The Houston-based offshore oil producer reportedly said that there was no oil spill but that natural gas bubbles could be seen coming to the water’s surface.

“Oh boy, that’s not good,” a trader said.

Magnum Hunter down

Magnum Hunter Resources’ 9¾% notes due 2020 were lower Friday as the company held a conference call “to discuss recent macro-economic and other global events and trends affecting the energy sector in general, including their general influence on Magnum Hunter's business and operations,” according to a press release.

A trader deemed the debt off 3½ points at 69½.

Earlier in the week, the company reported that its proved reserves had increased 25% year over year. That was also a topic to be discussed on the call.

But following that announcement, Standard & Poor’s took negative action on the company’s ratings, lowering it to CCC+ from B-.

The rating agency said it believed EBITDA would not be sufficient to cover interest expenses and capital expenditures.
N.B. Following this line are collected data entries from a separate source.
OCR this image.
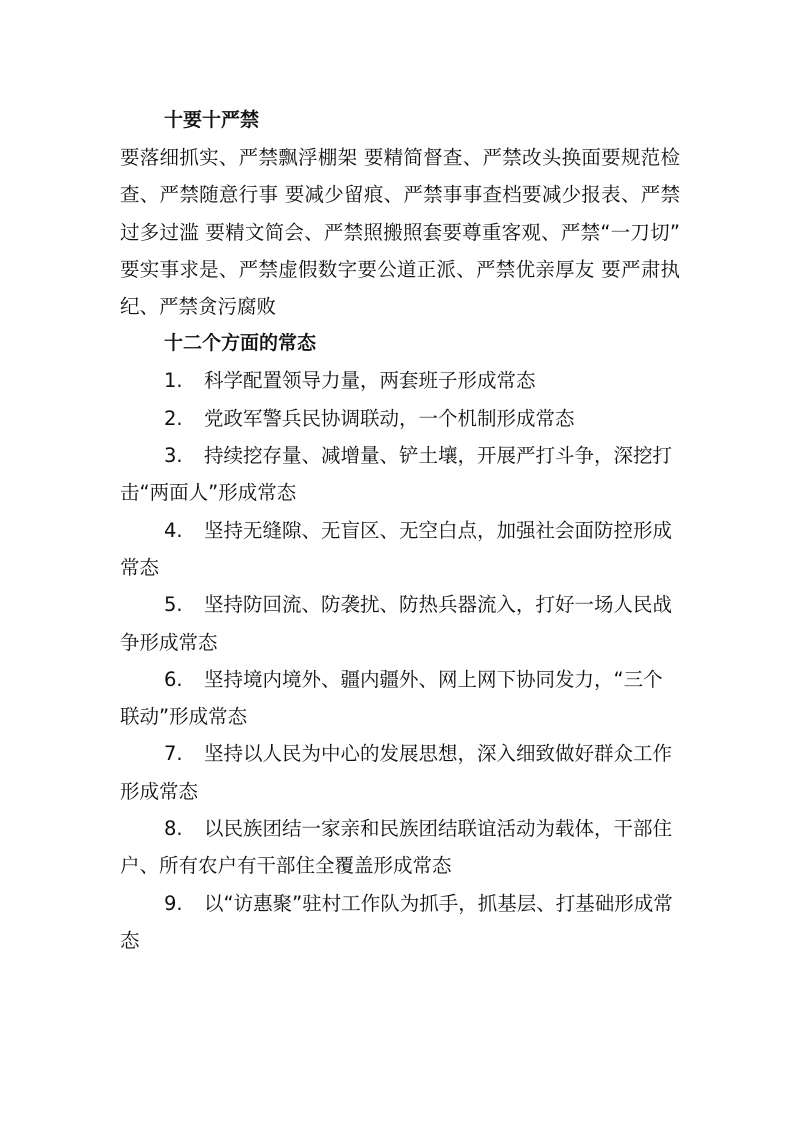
十要十严禁

要落细抓实、严禁飘浮棚架 要精简督查、严禁改头换面要规范检查、严禁随意行事 要减少留痕、严禁事事查档要减少报表、严禁过多过滥 要精文简会、严禁照搬照套要尊重客观、严禁“一刀切” 要实事求是、严禁虚假数字要公道正派、严禁优亲厚友 要严肃执纪、严禁贪污腐败

十二个方面的常态

1. 科学配置领导力量，两套班子形成常态

2. 党政军警兵民协调联动，一个机制形成常态

3. 持续挖存量、减增量、铲土壤，开展严打斗争，深挖打击“两面人”形成常态

4. 坚持无缝隙、无盲区、无空白点，加强社会面防控形成常态

5. 坚持防回流、防袭扰、防热兵器流入，打好一场人民战争形成常态

6. 坚持境内境外、疆内疆外、网上网下协同发力，“三个联动”形成常态

7. 坚持以人民为中心的发展思想，深入细致做好群众工作形成常态

8. 以民族团结一家亲和民族团结联谊活动为载体，干部住户、所有农户有干部住全覆盖形成常态

9. 以“访惠聚”驻村工作队为抓手，抓基层、打基础形成常态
S&P also noted that Magnum’s liquidity position could come under pressure.

Ocwen faces default trouble

Ocwen Financial debt was weaker Friday following news that the company had been issued a notice of default.

A trader said the 6 5/8% notes due 2019 closed at 77, down from opening levels in an 84 to 85 zip code.

The term loan dropped to 93½ bid, 94½ offered from 94 bid, 95 offered as an accusation emerged that defaults existing under Ocwen Loan Servicing, LLC’s indenture for series 2012-T2 and series 2013-T3 notes issued in connection with the HLSS Servicer Advance Receivables Trust (HSART Trust), according to a trader.

The accusation came from BlueMountain Capital Management LLC, the investment manager of funds that hold some of the notes.

BlueMountain claimed that Ocwen breached covenants to comply with applicable laws and requisite servicing obligations, breached a warranty in the senior secured term loan agreement and a subsequent amendment that it is not in violation of any law that could reasonably be expected to cause a material adverse effect on its business and financial condition, and failed a collateral test.

Additionally, BlueMountain says the default should trigger early amortization and a 3% increase in the interest rate on the notes.

Ocwen is an Atlanta-based servicer and originator of mortgage loans.